Research conducted by a team of scientists from Columbia University College of Physicians and Surgeons and Dr. Nicolas Bazan, Boyd Professor and Director of the Neuroscience Center of Excellence at LSU Health Sciences Center New Orleans, found the novel use of a component of fish oil reduced brain trauma in newborn mice. The study reports that neonatal brain damage decreased by about 50 percent when a triglyceride lipid emulsion containing docosahexaenoic acid (DHA) was injected within two hours of the onset of ischemic stroke. The paper, “n-3 Fatty Acid Rich Triglyceride Emulsions are Neuroprotective after Cerebral Hypoxic-Ischemic Injury in Neonatal Mice,” is published in the journal, PLOS ONE.
The study compared the effectiveness of emulsions with two omega-3 fatty acids—DHA and eicosapentaenoic acid (EPA)—as well as optimal doses and therapeutic window. The researchers found that DHA provided protection while EPA did not. The therapeutic window ranged from 90 minutes prior to several hours after with the optimal window for treatment 0 to 2 hours. There was no protective effect at hour 4.
Ischemic strokes, representing about 87 percent of strokes, result from loss of blood flow to an area of the brain due to a blockage such as a clot or atherosclerosis. The damage includes an irreversibly injured core of tissue at the site of the blockage. The area of tissue surrounding the core, called the penumbra, is also damaged but potentially salvageable. The penumbra has a limited life span and appears to undergo irreversible damage within a few hours unless blood flow is reestablished and neuroprotective therapy is administered. A cascade of chemicals floods the tissue along with restored blood flow, including damaging free radicals and pro-inflammatory enzymes which can cause further damage and cell death.

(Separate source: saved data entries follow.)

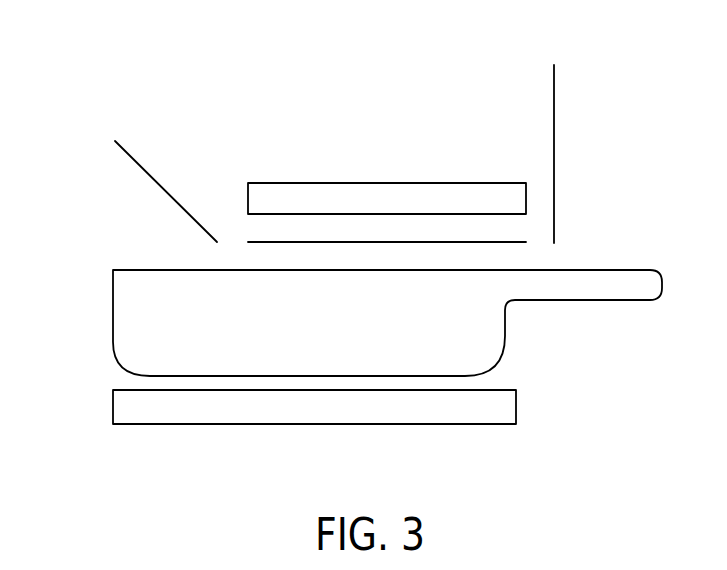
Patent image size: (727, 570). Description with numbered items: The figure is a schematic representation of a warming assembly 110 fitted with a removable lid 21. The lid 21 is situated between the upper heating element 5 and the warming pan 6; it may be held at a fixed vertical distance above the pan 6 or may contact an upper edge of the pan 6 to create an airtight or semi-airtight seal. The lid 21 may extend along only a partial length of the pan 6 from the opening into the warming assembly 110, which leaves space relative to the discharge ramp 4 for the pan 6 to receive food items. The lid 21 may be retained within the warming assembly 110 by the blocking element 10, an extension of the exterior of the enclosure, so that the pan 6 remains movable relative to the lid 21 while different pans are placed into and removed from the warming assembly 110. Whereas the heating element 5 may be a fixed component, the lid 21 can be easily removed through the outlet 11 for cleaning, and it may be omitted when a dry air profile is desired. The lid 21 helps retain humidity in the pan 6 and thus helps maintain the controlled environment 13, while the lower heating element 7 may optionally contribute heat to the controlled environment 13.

The warming assembly 110 is at (127, 97).
The blocking element 10 is at (555, 117).
The discharge ramp 4 is at (148, 175).
The heating element 5 is at (450, 200).
The removable lid 21 is at (507, 242).
The warming pan 6 is at (487, 321).
The controlled environment 13 is at (382, 270).
The outlet 11 is at (493, 378).
The lower heating element 7 is at (518, 408).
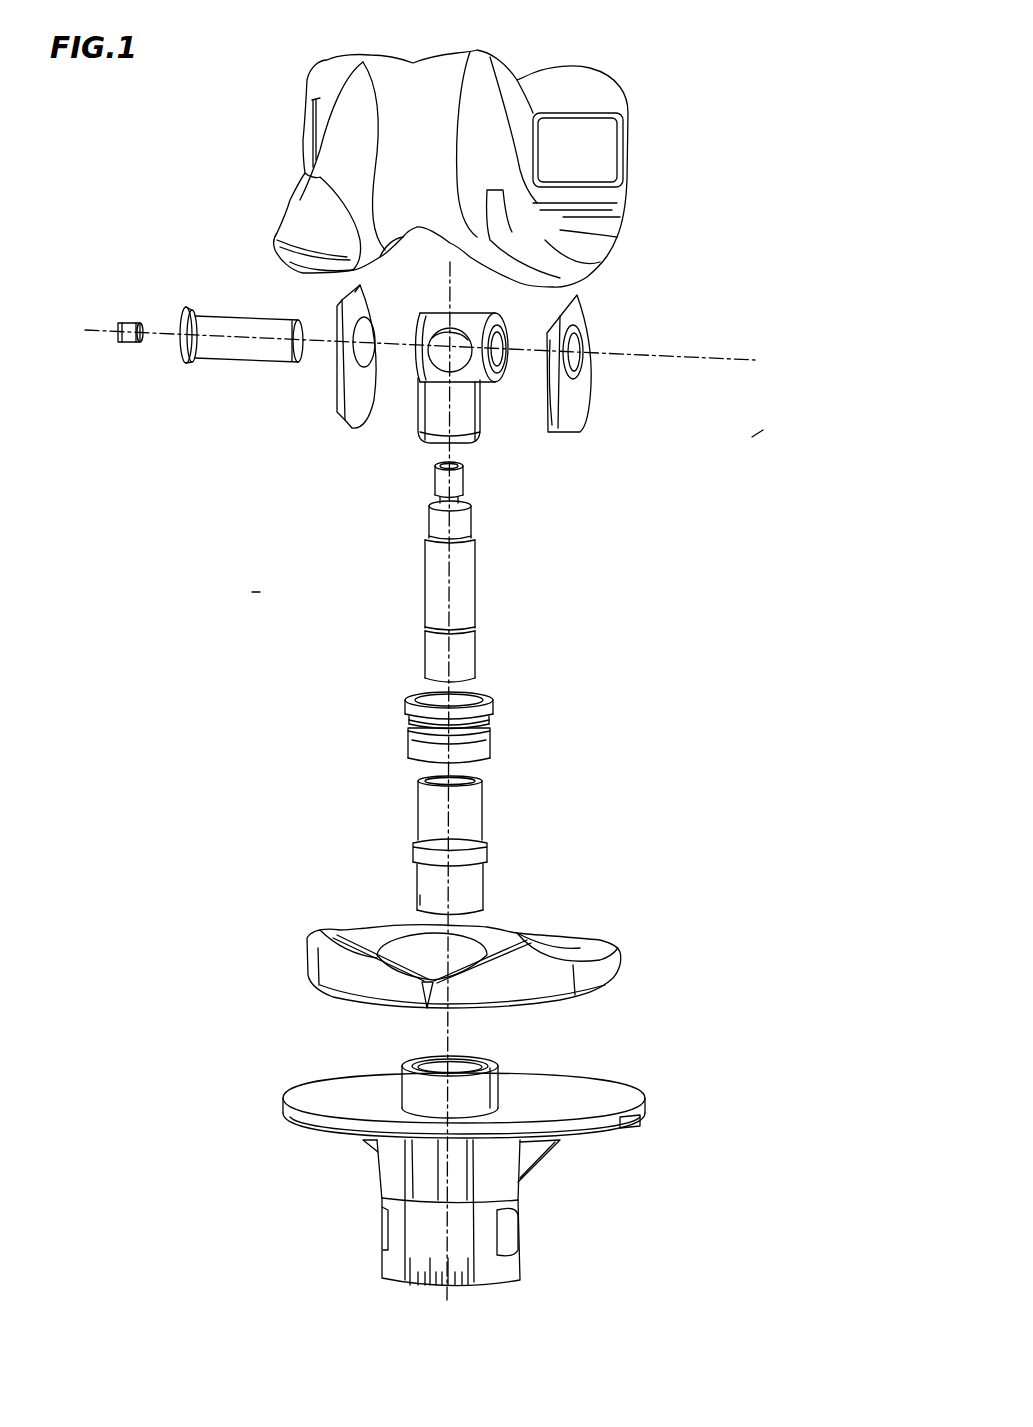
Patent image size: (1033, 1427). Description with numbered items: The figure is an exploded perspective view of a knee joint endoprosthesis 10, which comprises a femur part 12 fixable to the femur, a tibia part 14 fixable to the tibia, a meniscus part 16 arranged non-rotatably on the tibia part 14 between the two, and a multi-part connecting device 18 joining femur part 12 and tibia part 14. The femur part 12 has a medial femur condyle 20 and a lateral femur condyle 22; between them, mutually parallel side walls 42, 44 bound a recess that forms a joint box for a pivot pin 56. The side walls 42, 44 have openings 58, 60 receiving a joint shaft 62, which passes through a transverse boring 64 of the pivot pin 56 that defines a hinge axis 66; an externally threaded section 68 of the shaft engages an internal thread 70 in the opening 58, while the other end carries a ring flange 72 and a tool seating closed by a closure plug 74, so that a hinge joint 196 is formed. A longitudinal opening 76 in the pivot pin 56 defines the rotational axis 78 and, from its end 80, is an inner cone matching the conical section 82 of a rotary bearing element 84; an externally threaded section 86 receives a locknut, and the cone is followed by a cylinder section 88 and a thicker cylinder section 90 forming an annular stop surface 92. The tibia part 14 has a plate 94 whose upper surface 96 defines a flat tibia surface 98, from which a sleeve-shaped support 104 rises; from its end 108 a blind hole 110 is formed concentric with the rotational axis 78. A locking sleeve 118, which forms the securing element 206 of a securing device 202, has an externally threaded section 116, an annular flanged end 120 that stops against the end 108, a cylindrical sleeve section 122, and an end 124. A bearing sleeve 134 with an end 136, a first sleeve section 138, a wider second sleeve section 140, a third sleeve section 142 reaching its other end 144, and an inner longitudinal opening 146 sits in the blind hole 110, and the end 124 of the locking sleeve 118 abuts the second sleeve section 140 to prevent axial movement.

The knee joint endoprosthesis 10 is at (763, 430).
The femur part 12 is at (520, 181).
The tibia part 14 is at (458, 1146).
The meniscus part 16 is at (635, 937).
The connecting device 18 is at (245, 592).
The medial femur condyle 20 is at (560, 262).
The lateral femur condyle 22 is at (335, 262).
The side wall 42 is at (603, 369).
The side wall 44 is at (335, 386).
The pivot pin 56 is at (467, 376).
The opening 58 is at (572, 364).
The opening 60 is at (365, 360).
The joint shaft 62 is at (232, 333).
The transverse boring 64 is at (490, 335).
The hinge axis 66 is at (735, 358).
The externally threaded section 68 is at (290, 350).
The internal thread 70 is at (580, 340).
The ring flange 72 is at (188, 320).
The closure plug 74 is at (128, 322).
The longitudinal opening 76 is at (420, 372).
The rotational axis 78 is at (450, 268).
The end 80 is at (426, 563).
The conical section 82 is at (462, 518).
The rotary bearing element 84 is at (426, 572).
The externally threaded section 86 is at (440, 478).
The cylinder section 88 is at (458, 577).
The cylinder section 90 is at (450, 655).
The annular stop surface 92 is at (470, 627).
The plate 94 is at (466, 1072).
The upper surface 96 is at (450, 1076).
The tibia surface 98 is at (305, 1090).
The support 104 is at (436, 1062).
The end 108 is at (411, 1040).
The blind hole 110 is at (462, 1078).
The externally threaded section 116 is at (490, 706).
The locking sleeve 118 is at (438, 715).
The annular flanged end 120 is at (470, 695).
The cylindrical sleeve section 122 is at (456, 739).
The end 124 is at (485, 761).
The bearing sleeve 134 is at (431, 846).
The end 136 is at (456, 797).
The first sleeve section 138 is at (430, 810).
The second sleeve section 140 is at (480, 850).
The third sleeve section 142 is at (453, 893).
The end 144 is at (430, 912).
The longitudinal opening 146 is at (455, 782).
The hinge joint 196 is at (698, 208).
The securing device 202 is at (620, 802).
The securing element 206 is at (420, 745).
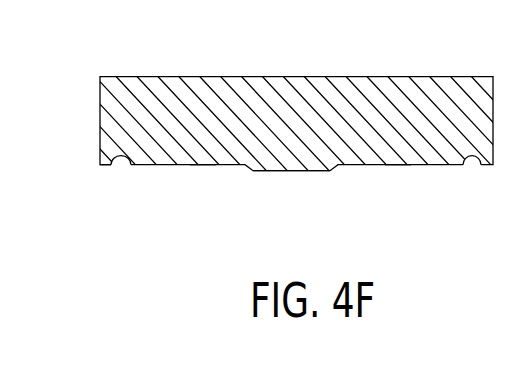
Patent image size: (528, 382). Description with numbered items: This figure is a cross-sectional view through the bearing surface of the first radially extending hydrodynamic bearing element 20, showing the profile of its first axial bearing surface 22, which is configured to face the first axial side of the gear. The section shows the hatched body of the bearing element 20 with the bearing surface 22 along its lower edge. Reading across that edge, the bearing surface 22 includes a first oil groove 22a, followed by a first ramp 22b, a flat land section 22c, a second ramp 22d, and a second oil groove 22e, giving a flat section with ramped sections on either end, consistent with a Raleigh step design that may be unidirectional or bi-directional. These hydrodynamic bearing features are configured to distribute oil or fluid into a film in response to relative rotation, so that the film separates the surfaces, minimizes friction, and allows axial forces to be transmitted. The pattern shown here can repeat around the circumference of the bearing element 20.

Administering clot-busting drugs (thrombolysis) is currently the only treatment for ischemic stroke. But due to a narrow therapeutic window and complexity of administration, only 3 to 5 percent of patients typically benefit from thrombolysis.
Dr. Bazan’s group at the LSU Health Sciences Center New Orleans Neuroscience Center of Excellence has increasingly shown that DHA is potentially powerful for stroke for nearly ten years. His study published in 2011 found DHA triggered production of Neuroprotectin D1 (NPD1), a naturally occurring neuroprotective molecule in the brain derived from DHA and discovered by Dr. Bazan. Not only did DHA treatment salvage stroke-damaged brain tissue that would have died, its repair mechanisms rendered some areas indistinguishable from normal tissue by seven days.
“Stroke is a brain attack that each year kills 130,000 Americans,” notes Dr. Bazan. “Strokes can occur at any age, including in newborns, with long-term and devastating consequences. DHA is already widely consumed as a dietary supplement in the U.S., and from a therapeutic point of view, we can now see a light at the end of the tunnel.”
The researchers conclude that the findings suggest a need for further studies to determine if acute injection of these emulsions could be neuroprotective after stroke injury in humans. They also suggest that the emulsion rich in DHA will prove to be a novel and important therapy to treat stroke and could decrease mortality and increase long-term functional recovery after stroke in humans of different ages.